Die SV Elversberg ist in die Vorbereitung auf die erste Bundesliga-Saison ihrer Vereinsgeschichte gestartet. Rund 1000 Zuschauer begleiteten den Trainingsauftakt in St. Ingbert – und sahen eine Mannschaft, die nach dem Aufstieg erstaunlich vertraut wirkt, obwohl um sie herum fast alles neu ist.

Es war einer dieser Nachmittage, an denen sich die Dimension des neuen Alltags nicht in großen Worten zeigen musste. Man konnte sie an Kleinigkeiten erkennen. An den vielen Menschen, die sich auf dem Trainingsgelände in St. Ingbert eingefunden hatten. An der Aufmerksamkeit, die einer ersten Einheit Ende Juni plötzlich zukam. An diesem Applaus, der nicht nur den Beginn einer Vorbereitung begleitete, sondern auch das erste sichtbare Zeichen dafür war, dass die SV Elversberg nun tatsächlich in einer anderen Welt angekommen ist. Rund 1000 Zuschauer waren dabei, als Trainer Vincent Wagner seine Mannschaft auf den Platz führte. 25 Profis standen auf dem Rasen. Es war der Trainingsauftakt zur ersten Bundesliga-Saison der Vereinsgeschichte.

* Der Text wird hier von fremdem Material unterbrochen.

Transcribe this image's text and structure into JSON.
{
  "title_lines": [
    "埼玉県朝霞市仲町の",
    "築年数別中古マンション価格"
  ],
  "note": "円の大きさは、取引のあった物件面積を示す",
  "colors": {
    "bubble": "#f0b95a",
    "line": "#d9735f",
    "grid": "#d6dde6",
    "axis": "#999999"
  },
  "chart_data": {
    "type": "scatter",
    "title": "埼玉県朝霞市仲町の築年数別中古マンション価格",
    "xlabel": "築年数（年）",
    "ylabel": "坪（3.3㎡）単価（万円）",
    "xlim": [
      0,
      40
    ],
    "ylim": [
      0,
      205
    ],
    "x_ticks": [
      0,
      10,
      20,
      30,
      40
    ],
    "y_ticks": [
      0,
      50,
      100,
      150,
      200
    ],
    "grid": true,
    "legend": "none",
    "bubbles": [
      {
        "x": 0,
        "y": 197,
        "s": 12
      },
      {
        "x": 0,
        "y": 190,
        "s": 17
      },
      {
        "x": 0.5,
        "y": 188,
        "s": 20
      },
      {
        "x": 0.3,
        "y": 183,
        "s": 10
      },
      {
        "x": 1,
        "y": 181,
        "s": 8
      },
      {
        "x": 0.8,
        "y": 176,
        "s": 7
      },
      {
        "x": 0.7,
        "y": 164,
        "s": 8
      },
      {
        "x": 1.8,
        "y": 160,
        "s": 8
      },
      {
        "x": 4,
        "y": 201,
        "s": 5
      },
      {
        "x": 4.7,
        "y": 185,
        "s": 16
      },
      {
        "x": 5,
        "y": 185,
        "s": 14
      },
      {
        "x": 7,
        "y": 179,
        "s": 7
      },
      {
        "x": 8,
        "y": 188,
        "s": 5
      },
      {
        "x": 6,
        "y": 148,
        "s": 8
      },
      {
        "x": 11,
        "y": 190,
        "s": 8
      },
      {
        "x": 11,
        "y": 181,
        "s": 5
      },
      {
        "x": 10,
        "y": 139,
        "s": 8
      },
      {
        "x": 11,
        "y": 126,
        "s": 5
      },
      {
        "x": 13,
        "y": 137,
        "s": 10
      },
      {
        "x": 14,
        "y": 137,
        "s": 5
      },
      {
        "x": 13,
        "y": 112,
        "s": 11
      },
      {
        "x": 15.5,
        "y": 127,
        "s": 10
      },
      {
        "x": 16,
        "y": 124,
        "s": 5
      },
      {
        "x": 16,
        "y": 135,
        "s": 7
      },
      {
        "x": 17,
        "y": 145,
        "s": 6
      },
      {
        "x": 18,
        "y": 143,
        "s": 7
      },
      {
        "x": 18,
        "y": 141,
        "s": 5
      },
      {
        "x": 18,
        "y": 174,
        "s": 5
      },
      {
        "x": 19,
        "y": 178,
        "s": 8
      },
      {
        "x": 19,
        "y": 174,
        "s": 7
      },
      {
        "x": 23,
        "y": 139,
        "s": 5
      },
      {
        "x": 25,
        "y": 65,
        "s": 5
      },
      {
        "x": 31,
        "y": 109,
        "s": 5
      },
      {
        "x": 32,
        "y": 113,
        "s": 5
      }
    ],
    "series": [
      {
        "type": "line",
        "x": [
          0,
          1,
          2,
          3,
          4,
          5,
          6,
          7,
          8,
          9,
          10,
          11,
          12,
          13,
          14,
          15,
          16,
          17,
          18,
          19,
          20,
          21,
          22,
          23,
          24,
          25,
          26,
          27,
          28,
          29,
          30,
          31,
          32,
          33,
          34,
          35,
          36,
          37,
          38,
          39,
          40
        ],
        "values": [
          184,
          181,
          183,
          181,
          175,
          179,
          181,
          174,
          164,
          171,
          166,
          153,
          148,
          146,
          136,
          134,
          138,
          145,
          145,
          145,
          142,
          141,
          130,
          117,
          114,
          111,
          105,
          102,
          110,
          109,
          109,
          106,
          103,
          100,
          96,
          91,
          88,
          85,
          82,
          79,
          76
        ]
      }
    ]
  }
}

Dieser Satz hat in Elversberg noch immer etwas Unwirkliches. Die SV Elversberg spielt in der Bundesliga. Nicht mehr als Gedankenspiel, nicht mehr als verrückte Möglichkeit im Saisonendspurt, nicht mehr als Geschichte, die man sich mit einem Lächeln erzählt, weil sie eigentlich zu groß klingt für einen Verein von der Kaiserlinde. Sondern als Realität, die nun mit Trainingsplänen, Testspielen, Kaderfragen und bald auch einem Spielplan gefüllt wird. Am Dienstag, 30. Juni, will die Deutsche Fußball Liga vorab mitteilen, gegen wen Elversberg zum Heimstart in die Bundesliga antreten wird. Die kompletten Spieltage sollen am Donnerstag veröffentlicht werden. Spätestens dann wird aus dem Gefühl ein Kalender.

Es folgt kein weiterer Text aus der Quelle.